State taxes were a big part of the evening. The current state flat tax rate is 4.95 percent. Candidates were asked about a graduated income tax, which would require a re-writing of the state’s constitution. Biss said he is worried the poor and middle class pay more, based on their income or lack thereof, than the rich.
Kennedy worried a simple answer on restricting the tax rate can’t be done today if one doesn’t know what the needs will be for the next budget. “Remember, Rauner is a Libertarian,” Kennedy said. “We don’t know if we will even have a budget next year. It is unfair to ask [what the rate will be] now.”

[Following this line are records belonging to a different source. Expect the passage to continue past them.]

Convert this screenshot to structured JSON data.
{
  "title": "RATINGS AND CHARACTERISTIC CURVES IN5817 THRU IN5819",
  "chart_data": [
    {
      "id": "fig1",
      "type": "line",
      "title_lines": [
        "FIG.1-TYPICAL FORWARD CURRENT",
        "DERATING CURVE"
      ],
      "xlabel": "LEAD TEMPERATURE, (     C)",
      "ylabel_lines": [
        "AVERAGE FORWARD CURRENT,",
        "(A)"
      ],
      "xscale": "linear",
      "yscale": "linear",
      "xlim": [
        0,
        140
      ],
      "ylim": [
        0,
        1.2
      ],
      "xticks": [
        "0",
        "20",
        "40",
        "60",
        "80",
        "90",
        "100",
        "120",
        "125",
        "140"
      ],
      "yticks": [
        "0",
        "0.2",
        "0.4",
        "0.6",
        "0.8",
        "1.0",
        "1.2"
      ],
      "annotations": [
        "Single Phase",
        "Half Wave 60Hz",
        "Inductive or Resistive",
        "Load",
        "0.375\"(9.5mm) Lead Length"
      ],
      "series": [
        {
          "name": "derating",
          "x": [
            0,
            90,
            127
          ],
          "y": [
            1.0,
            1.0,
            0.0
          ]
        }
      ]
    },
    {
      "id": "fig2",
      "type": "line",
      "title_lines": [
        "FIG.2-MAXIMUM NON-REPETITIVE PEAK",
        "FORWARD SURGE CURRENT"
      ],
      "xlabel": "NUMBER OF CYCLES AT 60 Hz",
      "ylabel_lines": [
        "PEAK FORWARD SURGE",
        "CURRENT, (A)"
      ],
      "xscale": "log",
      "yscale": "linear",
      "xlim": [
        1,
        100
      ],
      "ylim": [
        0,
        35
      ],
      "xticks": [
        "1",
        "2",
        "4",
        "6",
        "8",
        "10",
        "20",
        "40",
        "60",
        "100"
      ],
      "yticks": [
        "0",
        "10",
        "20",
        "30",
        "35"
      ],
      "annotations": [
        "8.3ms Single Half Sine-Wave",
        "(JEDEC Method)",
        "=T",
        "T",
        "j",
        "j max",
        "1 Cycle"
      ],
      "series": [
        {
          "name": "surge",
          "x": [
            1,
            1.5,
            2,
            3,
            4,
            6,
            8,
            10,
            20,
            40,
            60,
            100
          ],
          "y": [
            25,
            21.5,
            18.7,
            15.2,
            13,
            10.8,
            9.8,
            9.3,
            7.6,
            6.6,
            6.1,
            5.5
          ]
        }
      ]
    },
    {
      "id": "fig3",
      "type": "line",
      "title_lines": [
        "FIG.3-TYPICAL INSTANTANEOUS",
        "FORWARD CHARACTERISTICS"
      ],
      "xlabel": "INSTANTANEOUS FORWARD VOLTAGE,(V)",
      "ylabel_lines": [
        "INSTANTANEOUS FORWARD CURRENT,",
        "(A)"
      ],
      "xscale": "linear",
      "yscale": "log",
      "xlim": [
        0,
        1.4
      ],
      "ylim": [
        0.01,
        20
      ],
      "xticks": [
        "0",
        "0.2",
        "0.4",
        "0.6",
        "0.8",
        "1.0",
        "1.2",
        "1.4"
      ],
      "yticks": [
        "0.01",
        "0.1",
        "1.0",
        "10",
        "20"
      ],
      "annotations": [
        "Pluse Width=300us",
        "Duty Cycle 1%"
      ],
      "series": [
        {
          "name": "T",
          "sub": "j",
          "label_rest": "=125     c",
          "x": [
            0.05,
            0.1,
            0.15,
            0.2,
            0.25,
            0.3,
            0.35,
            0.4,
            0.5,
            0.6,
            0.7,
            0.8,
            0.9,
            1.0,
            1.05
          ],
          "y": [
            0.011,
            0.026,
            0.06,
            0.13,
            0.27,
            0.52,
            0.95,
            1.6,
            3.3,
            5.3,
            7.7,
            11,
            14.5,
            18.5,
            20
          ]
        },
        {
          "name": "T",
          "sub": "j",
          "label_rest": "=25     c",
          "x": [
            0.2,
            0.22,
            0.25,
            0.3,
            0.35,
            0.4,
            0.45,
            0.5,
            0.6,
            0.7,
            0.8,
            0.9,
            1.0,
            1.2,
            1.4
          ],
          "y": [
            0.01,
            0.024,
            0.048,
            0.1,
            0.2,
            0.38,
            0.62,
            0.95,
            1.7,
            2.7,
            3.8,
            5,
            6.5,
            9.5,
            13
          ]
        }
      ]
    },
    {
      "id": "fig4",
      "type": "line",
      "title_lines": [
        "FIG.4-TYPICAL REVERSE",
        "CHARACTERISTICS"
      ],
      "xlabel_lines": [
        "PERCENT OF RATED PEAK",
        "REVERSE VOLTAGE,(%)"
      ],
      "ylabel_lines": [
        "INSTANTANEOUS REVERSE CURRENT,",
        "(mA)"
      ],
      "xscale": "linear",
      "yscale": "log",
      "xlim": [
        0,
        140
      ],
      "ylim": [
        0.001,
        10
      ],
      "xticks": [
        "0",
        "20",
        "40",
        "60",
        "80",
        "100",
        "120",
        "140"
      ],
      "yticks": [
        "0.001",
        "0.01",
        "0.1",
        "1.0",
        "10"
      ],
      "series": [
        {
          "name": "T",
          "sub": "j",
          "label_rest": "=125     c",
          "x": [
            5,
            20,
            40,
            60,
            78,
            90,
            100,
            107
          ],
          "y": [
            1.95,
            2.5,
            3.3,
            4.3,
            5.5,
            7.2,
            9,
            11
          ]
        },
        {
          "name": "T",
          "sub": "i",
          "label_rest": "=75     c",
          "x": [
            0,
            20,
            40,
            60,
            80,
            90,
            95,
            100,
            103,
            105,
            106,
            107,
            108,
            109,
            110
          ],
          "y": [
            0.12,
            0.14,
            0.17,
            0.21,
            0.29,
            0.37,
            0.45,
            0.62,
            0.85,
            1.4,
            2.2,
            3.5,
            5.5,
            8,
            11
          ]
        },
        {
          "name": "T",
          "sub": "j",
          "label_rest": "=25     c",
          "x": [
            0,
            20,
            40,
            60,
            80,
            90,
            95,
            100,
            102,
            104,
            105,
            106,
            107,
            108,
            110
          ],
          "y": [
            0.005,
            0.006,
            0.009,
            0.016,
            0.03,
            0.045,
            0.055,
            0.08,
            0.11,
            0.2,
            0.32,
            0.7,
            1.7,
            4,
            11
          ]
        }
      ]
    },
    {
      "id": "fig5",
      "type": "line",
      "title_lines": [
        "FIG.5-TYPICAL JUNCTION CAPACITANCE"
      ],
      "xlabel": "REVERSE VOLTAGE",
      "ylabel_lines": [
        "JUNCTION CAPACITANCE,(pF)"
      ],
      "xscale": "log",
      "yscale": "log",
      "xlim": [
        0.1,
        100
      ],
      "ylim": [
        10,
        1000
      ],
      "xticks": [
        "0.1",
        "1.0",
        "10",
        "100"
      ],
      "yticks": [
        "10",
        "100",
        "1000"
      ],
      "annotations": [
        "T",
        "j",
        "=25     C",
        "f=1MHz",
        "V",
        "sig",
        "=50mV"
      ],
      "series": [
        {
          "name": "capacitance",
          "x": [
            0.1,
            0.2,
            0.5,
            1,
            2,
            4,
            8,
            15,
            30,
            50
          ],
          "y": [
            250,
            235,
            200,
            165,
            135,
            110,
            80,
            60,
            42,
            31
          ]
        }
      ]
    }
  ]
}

Pritzker said before any decision on what the rate will be, “I have to view what the expenditure will be, what revenue will be available and what future growth will be. There is no one answer. What I can say is [Rauner] is the biggest wasteful spender we have ever had.”
While not saying what the average family’s tax rate should be, Hardiman said the rich of Illinois are not paying their fair share and should be paying a rate of between 7 percent and 10 percent. Daiber was the only candidate to say exactly what the rate should be — if a graduated tax is approved.
“For those making up to $160,000 the rate should be 1 percent,” Daiber said. “And those making more than $160,000, the rate should be 6 percent.”
Pritzker said Rauner doesn’t understand the necessity of investing, particularly with regards to education. “Spending for education is in reality a good investment for all in the state,” he explained. Pritzker said he would focus on universal preschool, building up all education from kindergarten through grade 12 and re-building the state’s public colleges and universities.
Hardiman said one way to improve the lives of many in the state would be to educating state prisons, so when they are release they have a real chance of success.
Biss said Rauner’s actions (or lack of) has hurt both public and private higher education. “He helped the University of Wisconsin,” Biss said, referring to the increase of Illinois students going to that institution.
Prtzker said putting money into Illinois higher education keeps students here, not in other states.
Kennedy said rebuilding the state’s high education system and particularly research, will bring on a renaissance.
Both Kennedy and Biss believe combining units of government — local, county and statewide — would be a good financial growth measure.
As for Madigan, all agreed he has wielded much power and while working with him, they wouldn’t work for him. Kennedy said Madigan’s career as a property tax attorney, while not illegal, is has been a problem, as it hurt schools by leaving schools less in taxes. Biss added Madigan has been in power too long. Pritzker said he would seek indecently drawn legislative maps and leadership term limits.
Daiber said Madigan has accomplished a lot for the state. “He has kept it together, particularly with the current governor’s actions. “I take my hat off to him for that.”